I need to input this parametric equation for a rotating vector

r(t)=r [u.cos(wt)+v.sin(wt)]

r(t) vector function

u, v : unit vectors for X and Y axes

w angular speed

the function Curve[.....,t,] traces me a circle but that's not what I need

How can I proceed ?

thanks

I know the product k*u (scalar times vector) works well but not in this case. 1

hello

do you mean

a slider (angle or number)

r number

A point

vector[A,A+(r;a)]

saludos 1

no I don't want to write a polar coordinate vector

i want to write an equation r(t) where r is the vector vs time in an 2-dimension reference given by u and v , unit vectors.

this must give me a rotating vector in function of time t 1

Hi, using Mathmagic's advice is basically the best you can do in your case.

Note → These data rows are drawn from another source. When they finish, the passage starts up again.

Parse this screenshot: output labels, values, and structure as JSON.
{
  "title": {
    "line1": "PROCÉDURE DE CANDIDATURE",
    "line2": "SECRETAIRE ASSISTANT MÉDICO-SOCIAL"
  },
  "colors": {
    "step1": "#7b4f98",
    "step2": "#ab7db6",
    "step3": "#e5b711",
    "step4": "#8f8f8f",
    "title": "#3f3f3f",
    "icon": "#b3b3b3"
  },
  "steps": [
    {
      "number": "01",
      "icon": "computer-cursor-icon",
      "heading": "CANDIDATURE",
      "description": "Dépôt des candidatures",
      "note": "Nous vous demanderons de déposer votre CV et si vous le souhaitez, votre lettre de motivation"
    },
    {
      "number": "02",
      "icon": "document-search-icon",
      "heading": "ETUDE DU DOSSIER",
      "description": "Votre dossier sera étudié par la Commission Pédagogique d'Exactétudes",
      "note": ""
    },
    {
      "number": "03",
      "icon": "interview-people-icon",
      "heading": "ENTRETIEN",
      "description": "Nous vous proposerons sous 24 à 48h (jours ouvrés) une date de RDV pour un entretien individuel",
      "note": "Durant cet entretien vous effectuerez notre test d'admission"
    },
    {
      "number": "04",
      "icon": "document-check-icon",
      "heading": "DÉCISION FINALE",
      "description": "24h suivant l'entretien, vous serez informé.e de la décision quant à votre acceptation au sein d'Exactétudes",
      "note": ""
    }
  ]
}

Maybe you want to do slight modifications:

t time (slider)

w angular velocity (number)

r=u*cos(w*t)+v*sin(w*t)

The "t" parameter must come from a slider, you cannot write "r(t)" on LHS of the equation.

Cheers,

Zbynek 1

t as a slider is a good idea to get around it.

but my idea is to to have a function with variable t that I can derivate to obtain the speed and the acceleration vectors.

I see there are derivative functions set in Geogebra I could use but only for classic functions with x but not parametric ones with t.

may be I have to write some program lines with javascript aside to take account of this possibilities.

best regards

jean 1

You can also define the paramtric curve

a=Curve[sin(p),cos(p),p,1,10]

t ... slider

w = Vector[a(t)]

hide a

and then use Derivative[a]. I remember creating a worksheet using Derivative o parametric curve: http://www.geogebra.org/for...

but I'm sure there are better examples around the forum. 1

thanks !

seems good !